Goldman Sachs ekonomistleri seçimin geride kalmasıyla artan sermaye akımlarıyla Türk lirasının geçtiğimiz aylara kıyasla daha iyi performans sergilemesini bekliyor.

Aralarında Clemens Grafe’in de olduğu Goldman Sachs ekonomistleri, Türkiye’deki yerel seçimlerin büyük ölçüde tartışmasız geçmesi ve mevcut ekonomi politikalarına devam edileceği mesajının piyasalar tarafından memnuniyetle karşılanacağını öngördü.

Raporda, yıl başından bu yana gerçekleşen sermaye çıkışları ve seçim belirsizliği ile Türkiye Cumhuriyet Merkez Bankası’nın (TCMB) rezervlerinde ciddi kayıp olduğu hatırlatıldı.

Bununla birlikte sadece mevcut politikalara devam edilmesiyle önümüzdeki haftalarda sermaye girişinin tekrar başlayacağı öngörüldü. Cari dengedeki hızlı düzelmenin de etkisiyle TL’nin önceki aylara göre çok daha iyi bir performans göstereceği tahmin edildi.
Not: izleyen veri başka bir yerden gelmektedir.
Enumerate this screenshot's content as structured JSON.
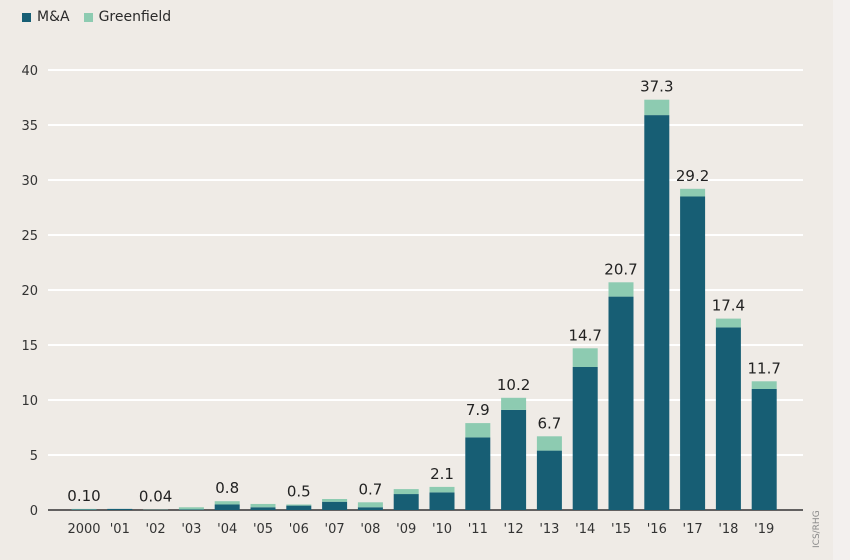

DEUTSCHE’DEN POZİTİF TL DEĞERLENDİRMESİ

Deutsche Bank, seçimlerin ardından yerel ve Döviz cinsinden Türk varlıklarının performans göstermesi için daha fazla alan gördüğünü ve sonuçların enflasyonu kontrol altına almak için mevcut ekonomik politika setinin sürdürülmesinin önemini vurguladığını belirtti.

Ekonomist Yiğit Onay ve Stratejist Christian Wietoska yayınladıkları bir raporda, “Cumhurbaşkanı Erdoğan’ın seçimlerin ardından yaptığı ilk açıklamalar, mevcut ekonomik programı desteklemeye devam ettiğini gösterdi. Yerel seçimlerin sonuçlanmasıyla birlikte dikkatler artık politika çerçevesine ve geçen yılki genel seçimlerden bu yana uygulanmakta olan ortodoks ekonomi politikalarının gidişatına çevrildi” değerlendirmesini yaptı.

Deutsche Bank iktidar partisi Ak Parti için olumsuz seçim sonuçlarının sıkılaştırıcı ekonomi politikalarında bir geri dönüşe yol açmasının olası olmadığını Türkiye’nin mevcut ortodoks ekonomik çerçevesinin büyük olasılıkla devam edeceğini öngördüğünü söyledi.

Deutsche Bank ekonomi politikalarında bu sürekliliğin ekonominin gerekli yeniden dengelenmesini kolaylaştırmak, dezenflasyonu teşvik etmek ve Türk ekonomisini daha sürdürülebilir bir yörüngeye yönlendirmek için çok önemli olduğunu vurguladı.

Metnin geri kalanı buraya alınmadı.